The future of financial wellness: 47% of employers will offer by 2026
Financial wellness programs are a vital part of the overall retirement discussion because financial stress has long-term implications for employees and employers, according to a panel of retirement industry experts.
There’s a definite shift toward employers offering financial wellness offerings to their employees, and nearly half (47%) of employers will offer the benefit by 2026, said a panel of retirement industry experts.
This is according to the Transamerica’s 5th Transamerica Prescience 2026 report: Financial Wellness Benefits and Retirement. The report is a series of polls and brainstorming sessions, each focusing on a different aspect of employee benefits as part of a multi-year initiative that surveys workplace benefits professionals on a wide range of issue looking toward 2026 to uncover trends and opportunities in the benefits landscape.
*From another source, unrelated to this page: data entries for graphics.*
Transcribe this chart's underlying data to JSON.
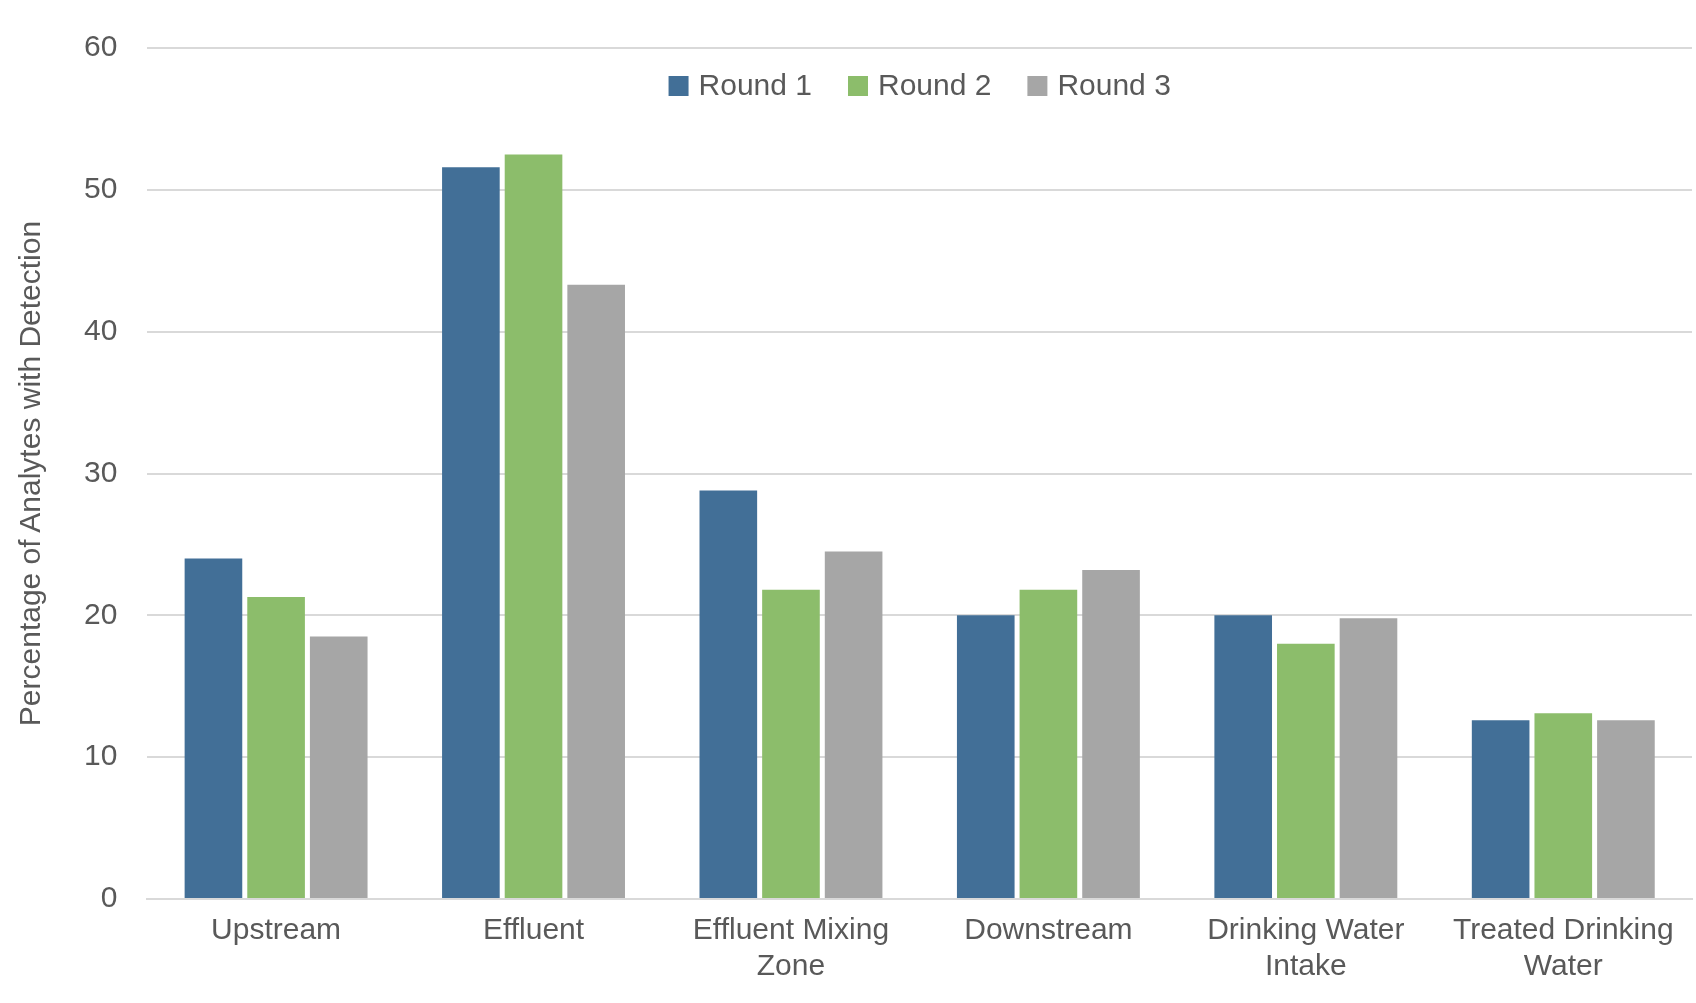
{
  "chart_data": {
    "type": "bar",
    "ylabel": "Percentage of Analytes with Detection",
    "categories": [
      "Upstream",
      "Effluent",
      "Effluent Mixing Zone",
      "Downstream",
      "Drinking Water Intake",
      "Treated Drinking Water"
    ],
    "series": [
      {
        "name": "Round 1",
        "color": "#426f97",
        "values": [
          24.0,
          51.6,
          28.8,
          20.0,
          20.0,
          12.6
        ]
      },
      {
        "name": "Round 2",
        "color": "#8cbd6b",
        "values": [
          21.3,
          52.5,
          21.8,
          21.8,
          18.0,
          13.1
        ]
      },
      {
        "name": "Round 3",
        "color": "#a6a6a6",
        "values": [
          18.5,
          43.3,
          24.5,
          23.2,
          19.8,
          12.6
        ]
      }
    ],
    "ylim": [
      0,
      60
    ],
    "yticks": [
      0,
      10,
      20,
      30,
      40,
      50,
      60
    ],
    "grid": "y",
    "legend": "top"
  }
}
“Retirement plan sponsors, providers, consultants, and financial advisors need a sharp vision of the benefits that employees will need for their financial wellbeing several years from now,” said Phil Eckman, President of Workplace Solutions at Transamerica. “This data will help them select products, services, systems, and processes that will meet the needs of employers and employees into the future.”
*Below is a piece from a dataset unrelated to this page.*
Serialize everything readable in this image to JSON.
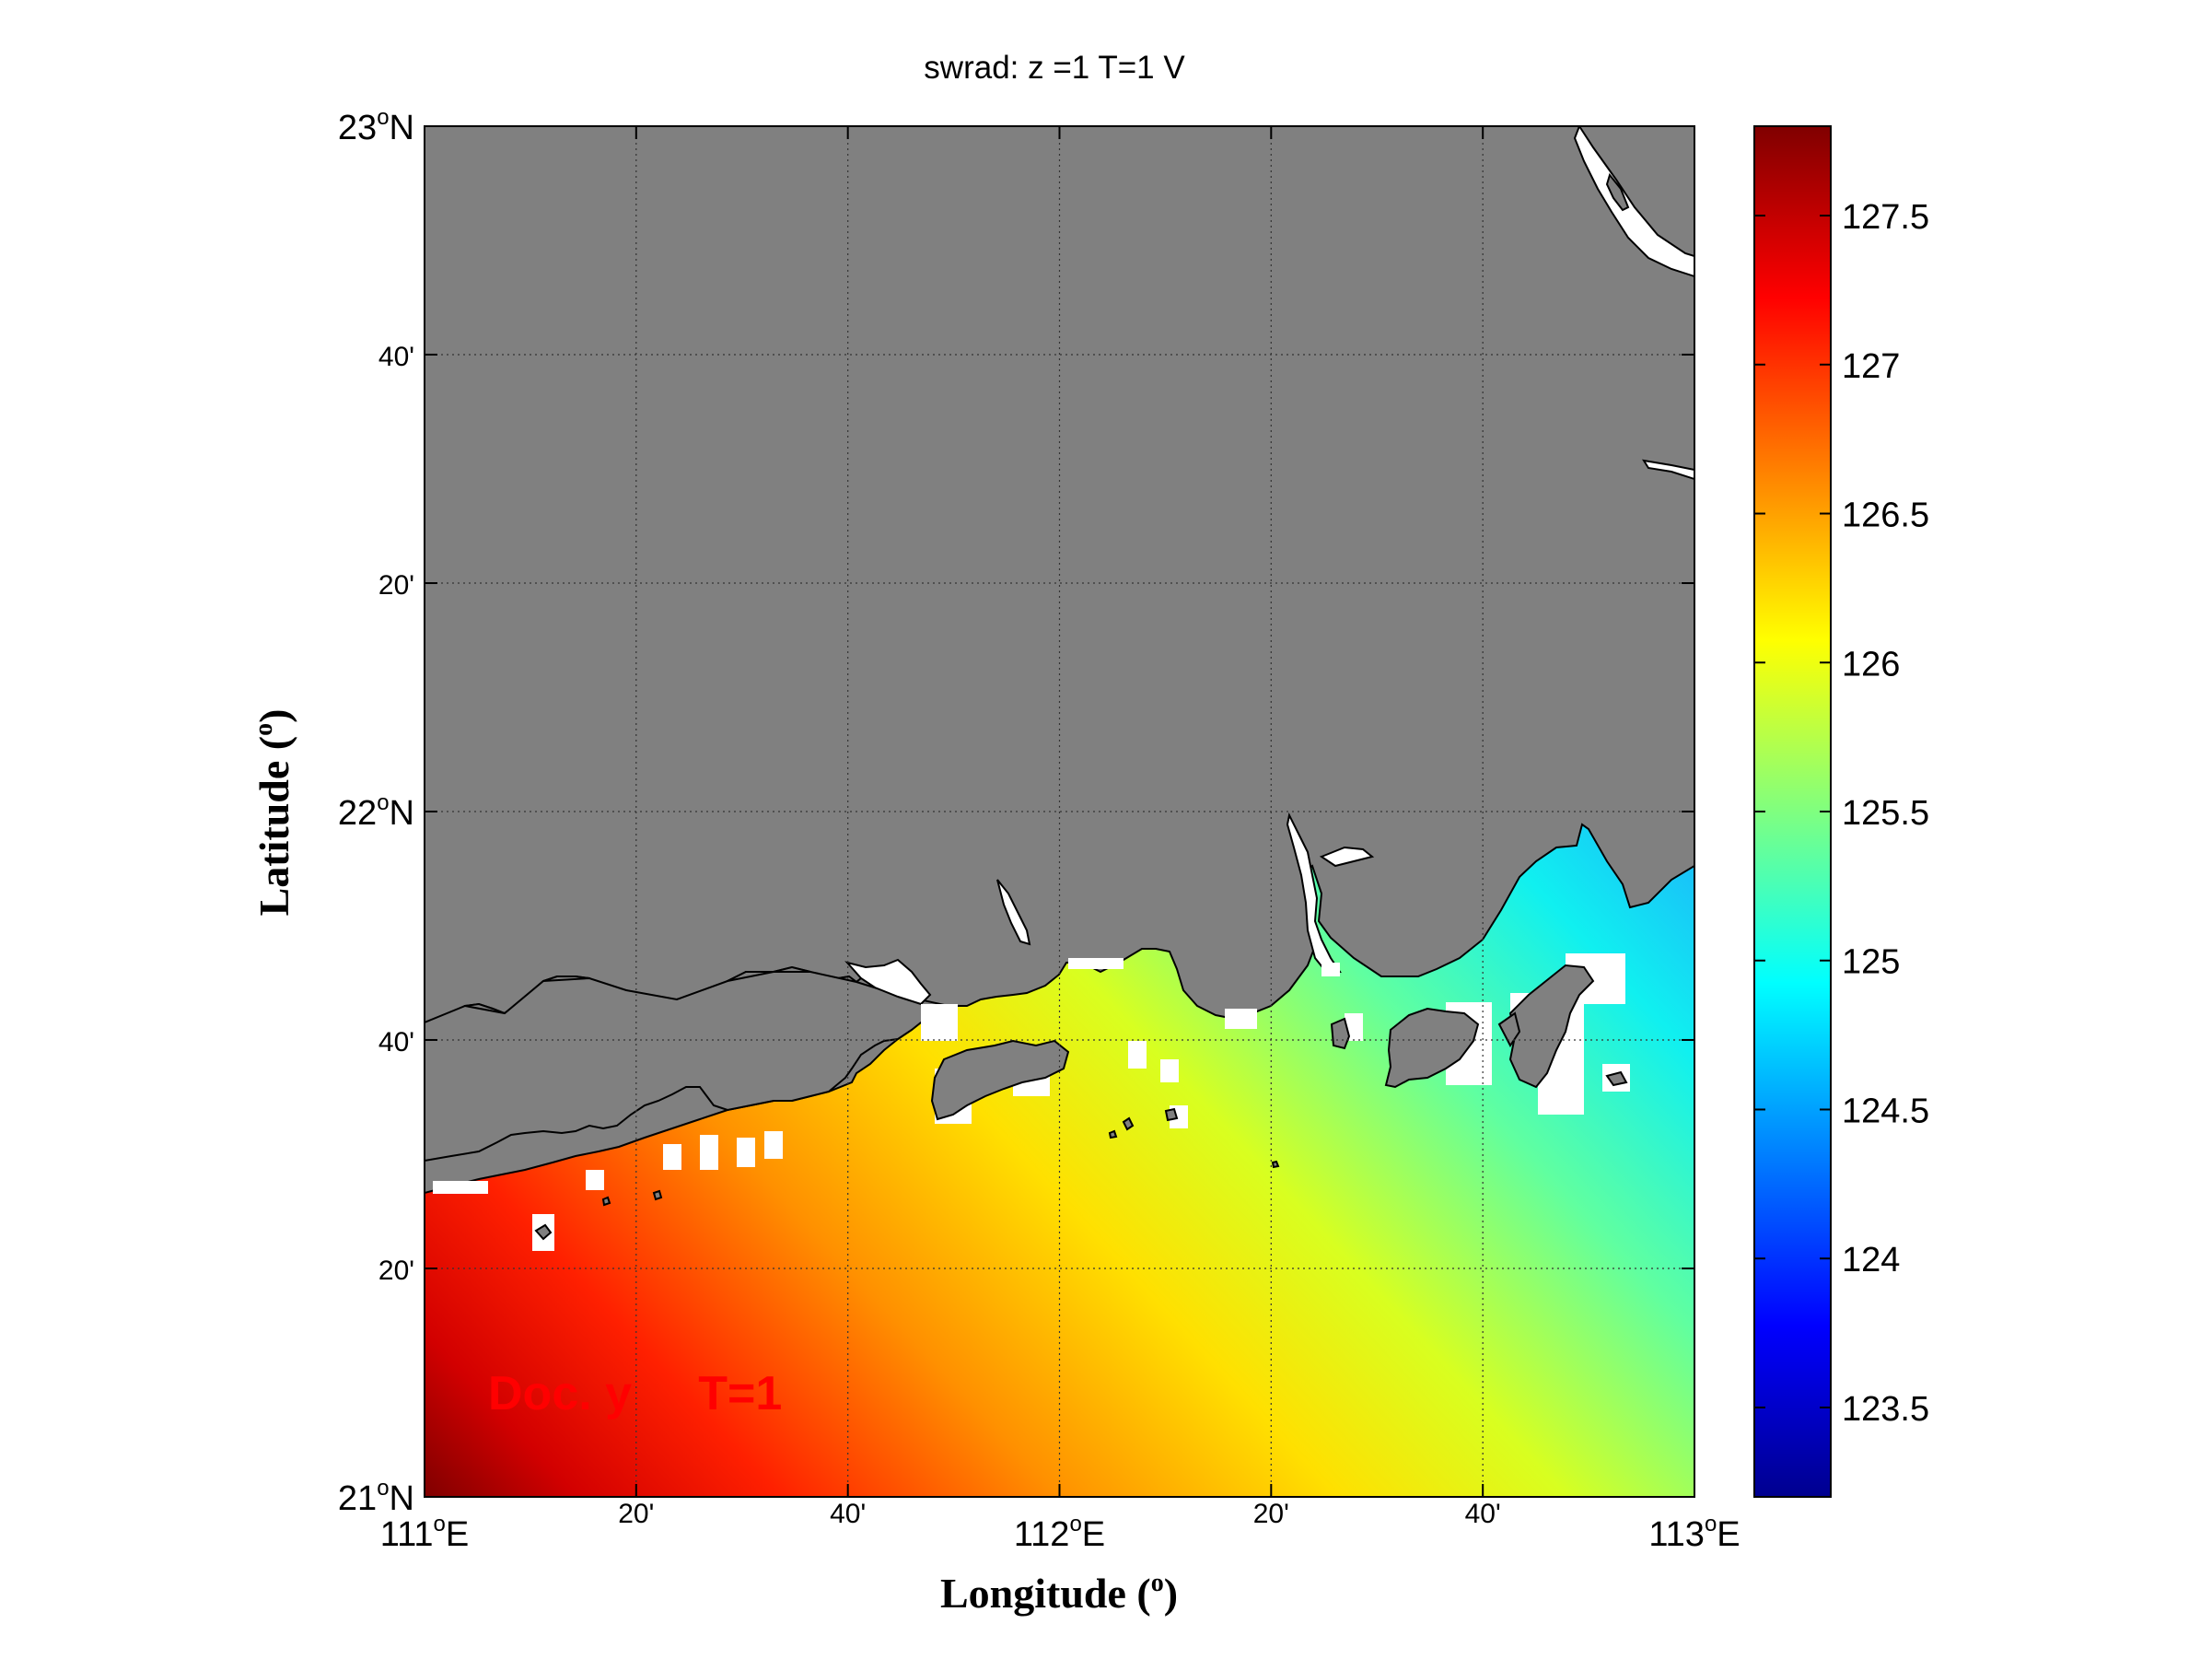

A financial wellness program, according to the report, is defined as “a program offered through employers to address employees’ personal financial well-being concerns through their retirement plans and/or voluntary benefits, and digital tools and resources such as one-on-one coaching and consultation.” Additionally, the programs may offer training to hone budgeting skills, address management of financial-induced stress, identify short- and long-term financial needs, and monitor progress against goals over time.
For the latest report, panelists considered the future of financial wellness programs and how they may affect plan sponsors, participants and employers and shared their expectations about who may bear brunt of costs of financial wellness, the type of support and assistance that may be offered, the relationship between employee stress and appreciation for employer-provided benefits programs and utilization of wellness programs.
Expert opinions varied as to who will pay for financial wellness programs:
- 34% employer
- 25% benefits provider
- 24% employer/ employees
- 17% employees
Related: Employers, take note: Financial wellness benefits employees really want
By year-end 2026, these industry professionals foresee:
- Retirement plan coverage in the under-100 employee market will have equaled coverage in the 100+ employee market.
- Financial well-being benefits (e.g., mortgage or rent assistance, credit improvement) will be added, and more than 50% of employers will offer student loan repayment programs.
- More than 40% of employers will offer an emergency savings fund mechanism.
Looking ahead, Transamerica notes that the underlying responses among panelists suggest that employers without a financial wellness program may find themselves at a disadvantage in the competitive landscape of recruiting and retaining talent.